"Sou um otimista, tem-me feito bem à saúde". Se fosse médico, António Costa diz que era essa a receita que prescreveria. Um otimista de sorriso aberto no final do 21º Congresso do PS, onde soube, no entanto, fechar a cara à Comissão Europeia, mais do que batendo o pé contra as sanções a Portugal. O secretário-geral do Partido Socialista vestiu sempre a pele de primeiro-ministro, no seu discurso que durou uma hora, acusando a Comissão Europeia de ter uma postura "imoral". Quis ir até mais longe na contestação, propondo uma resolução da Assembleia da República contra a tal intenção.

"Só esta semana, 1.000 seres humanos, 1.000 seres humanos, pessoas como nós, morreram afogadas no Mediterrâneo a tentar chegar à Europa, perante este quadro UE entreter se Governo português excedeu em duas décimas limites do défice orçamental"

Uma "discussão absurda, profundamente injusta". Mesmo "imoral", nas palavras de António Costa. "Depois de tudo aquilo que este país sofreu nos últimos quatro anos e depois de terem elogiado politicas do anterior governo, vêm agora castigar essas políticas", atirou, num recado assim, feito no plural para os seus interlocutores europeus.

Usou ainda o argumento de que "é sobretudo incompreensível virem agora punir Portugal por aquilo que aconteceu em 2015, quando finalmente neste ano de 2016, na pior das previsões da comissão europeia e da OCDE, pela primeira vez se cumprirá objetivo de ter défice abaixo de 3%". 

No plano ideológico, o líder do PS criticou ainda que a Europa assista "impávida e serena" ao facto de uma série de países, que mais recentemente aderiram à UE, "e que ainda há 10 anos festejaram a abertura das suas fronteiras para o lado de cá, estejam agora a fechar as suas fronteiras porque não querem aceitar os outros que vêm do lado de lá". 

"Não é capitulando perante o neoliberalismo que nós defenderemos a Europa. Deixaríamos os povos sem alternativa"

Destacou que também dos sociais-democratas europeus ouve-se um discurso nesse sentido e que até o alemão Martin Schulz, presidente do Parlamento Europeu, e que marcou presença no Congresso, é contra sanções para Portugal.

"Não podemos estar na UE obrigados e submissos"

Apesar de o momento atual ser "difícil" para quem é socialista na União Europeia, António Costa tem a "certeza" de que é impossível sê-lo fora dela. Deu como exemplos as alterações climáticas, o comércio internacional, o terrorismo. 

A posição de Portugal, essa, tem de ser ativa: "Não podemos estar numa UE obrigados, à espera de nos dizerem como vai ser. Não temos de embarcar em bravatas nem aceitar uma posição de submissão".
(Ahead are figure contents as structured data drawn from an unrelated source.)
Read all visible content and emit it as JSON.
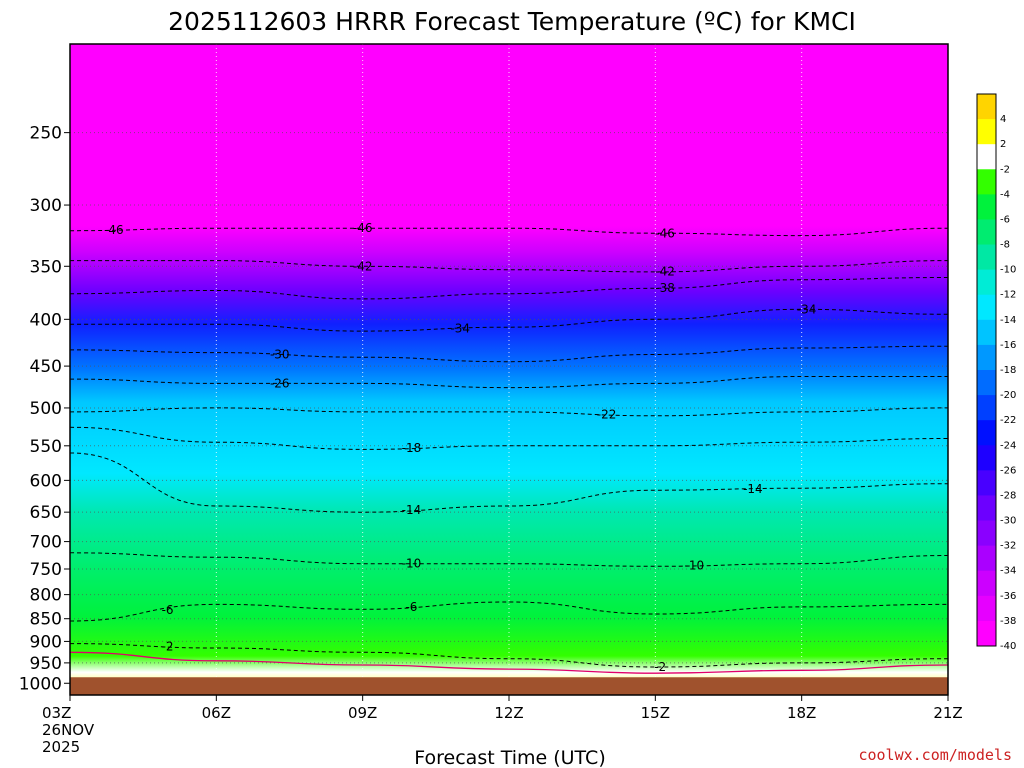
{
  "chart_data": {
    "type": "heatmap",
    "title": "2025112603 HRRR Forecast Temperature (ºC) for KMCI",
    "xlabel": "Forecast Time (UTC)",
    "ylabel": "",
    "x_ticks": [
      "03Z",
      "06Z",
      "09Z",
      "12Z",
      "15Z",
      "18Z",
      "21Z"
    ],
    "x_start_labels": [
      "26NOV",
      "2025"
    ],
    "x_range_hours": [
      3,
      21
    ],
    "y_ticks": [
      250,
      300,
      350,
      400,
      450,
      500,
      550,
      600,
      650,
      700,
      750,
      800,
      850,
      900,
      950,
      1000
    ],
    "y_range": [
      1030,
      200
    ],
    "y_scale": "log",
    "grid": true,
    "colorbar": {
      "labels": [
        "4",
        "2",
        "-2",
        "-4",
        "-6",
        "-8",
        "-10",
        "-12",
        "-14",
        "-16",
        "-18",
        "-20",
        "-22",
        "-24",
        "-26",
        "-28",
        "-30",
        "-32",
        "-34",
        "-36",
        "-38",
        "-40"
      ],
      "colors": [
        "#ffd400",
        "#ffff00",
        "#ffffff",
        "#33ff00",
        "#00f23c",
        "#00ec70",
        "#00e8a4",
        "#00ecd6",
        "#00e8ff",
        "#00c4ff",
        "#0098ff",
        "#006cff",
        "#0040ff",
        "#0010ff",
        "#1e00ff",
        "#4800ff",
        "#6c00ff",
        "#8a00ff",
        "#aa00ff",
        "#cc00ff",
        "#e600ff",
        "#ff00ff"
      ]
    },
    "isotherms": [
      {
        "label": "-46",
        "p": [
          320,
          318,
          318,
          318,
          322,
          324,
          318
        ],
        "label_pos": [
          [
            3.9,
            -1
          ],
          [
            9.0,
            -1
          ],
          [
            15.2,
            -1
          ]
        ]
      },
      {
        "label": "-42",
        "p": [
          345,
          345,
          350,
          353,
          355,
          350,
          345
        ],
        "label_pos": [
          [
            9.0,
            -1
          ],
          [
            15.2,
            -1
          ]
        ]
      },
      {
        "label": "-38",
        "p": [
          375,
          372,
          380,
          375,
          370,
          362,
          360
        ],
        "label_pos": [
          [
            15.2,
            -1
          ]
        ]
      },
      {
        "label": "-34",
        "p": [
          405,
          405,
          412,
          408,
          400,
          390,
          395
        ],
        "label_pos": [
          [
            11.0,
            -1
          ],
          [
            18.1,
            -1
          ]
        ]
      },
      {
        "label": "-30",
        "p": [
          432,
          435,
          440,
          445,
          437,
          430,
          428
        ],
        "label_pos": [
          [
            7.3,
            -1
          ]
        ]
      },
      {
        "label": "-26",
        "p": [
          465,
          470,
          470,
          475,
          470,
          462,
          462
        ],
        "label_pos": [
          [
            7.3,
            -1
          ]
        ]
      },
      {
        "label": "-22",
        "p": [
          505,
          500,
          505,
          505,
          510,
          505,
          500
        ],
        "label_pos": [
          [
            14.0,
            -1
          ]
        ]
      },
      {
        "label": "-18",
        "p": [
          525,
          545,
          555,
          550,
          550,
          545,
          540
        ],
        "label_pos": [
          [
            10.0,
            -1
          ]
        ]
      },
      {
        "label": "-14",
        "p": [
          560,
          640,
          650,
          640,
          615,
          612,
          605
        ],
        "label_pos": [
          [
            10.0,
            -1
          ],
          [
            17.0,
            -1
          ]
        ]
      },
      {
        "label": "-10",
        "p": [
          720,
          728,
          740,
          740,
          745,
          740,
          725
        ],
        "label_pos": [
          [
            10.0,
            -1
          ],
          [
            15.8,
            -1
          ]
        ]
      },
      {
        "label": "-6",
        "p": [
          855,
          820,
          830,
          815,
          840,
          825,
          820
        ],
        "label_pos": [
          [
            5.0,
            -1
          ],
          [
            10.0,
            -1
          ]
        ]
      },
      {
        "label": "-2",
        "p": [
          905,
          915,
          925,
          940,
          960,
          950,
          940
        ],
        "label_pos": [
          [
            5.0,
            -1
          ],
          [
            15.1,
            -1
          ]
        ]
      }
    ],
    "freezing_line": {
      "label": "0",
      "p": [
        925,
        945,
        955,
        965,
        975,
        968,
        955
      ]
    },
    "surface_pressure": 985,
    "credit": "coolwx.com/models"
  }
}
A mesma coisa em relação à união monetária, ao euro: "Não há uma moeda de primeira e uma moeda de segunda". A resposta tem de ser "um orçamento partilhado que corrija as assimetrias". "Quando ouço o dizerem que a França é a França, Portugal também é Portugal", ironizou.

"Ou são os socialistas a dizerem basta desta deriva neoliberal ou estaremos a fomentar o populismo o nacionalismo e a extrema direita que continuam a ameaçar a Europa".

Ficou a promessa: "Este governo, este partido na AR ou no Parlamento Europeu bater-se-á porque nenhuma sanção seja aplicada a Portugal. Nada o justifica, seria uma enorme injustiça para os portugueses".

António Costa vê "com muito gosto" que o Presidente da República esteja "a defender a dignidade dos portugueses e a bater-se" em Portugal e em Berlim pela causa nacional.

A solução passa, assim, por existir uma sintonia das instituições em Portugal sobre esta matéria. Por isso, pediu que seja aprovada uma resolução na Assembleia da República contra a aplicação de sanções ao país por parte da Comissão Europeia. 

Não há "feridas por sarar" com Assis

O discurso de encerramento do congresso também lembrou que houve quem falasse na dificuldade das "feridas por sarar" dentro do partido. Aí, António Costa abriu o rosto e congratulou-se por se ter conseguido ultrapassar os problemas.

"Como aqui ontem disse o Francisco Assis, a diferença nunca foi dissidência" 

Para o líder socialista, o PS mostra que existe um "debate aberto". "Saímos daqui um partido unido e mobilizado". 

Três dias de congresso passados, o último contou com um protesto de muitas sirenes à porta da Feira Internacional de Lisboa, onde se realizou a reunião magna dos socialistas. Uma manifestação de colégios vindos do norte do país, contra os cortes nos contratos de associação. António Costa respondeu-lhes no seu discurso, com uma defesa acérrima do ministro da Educação.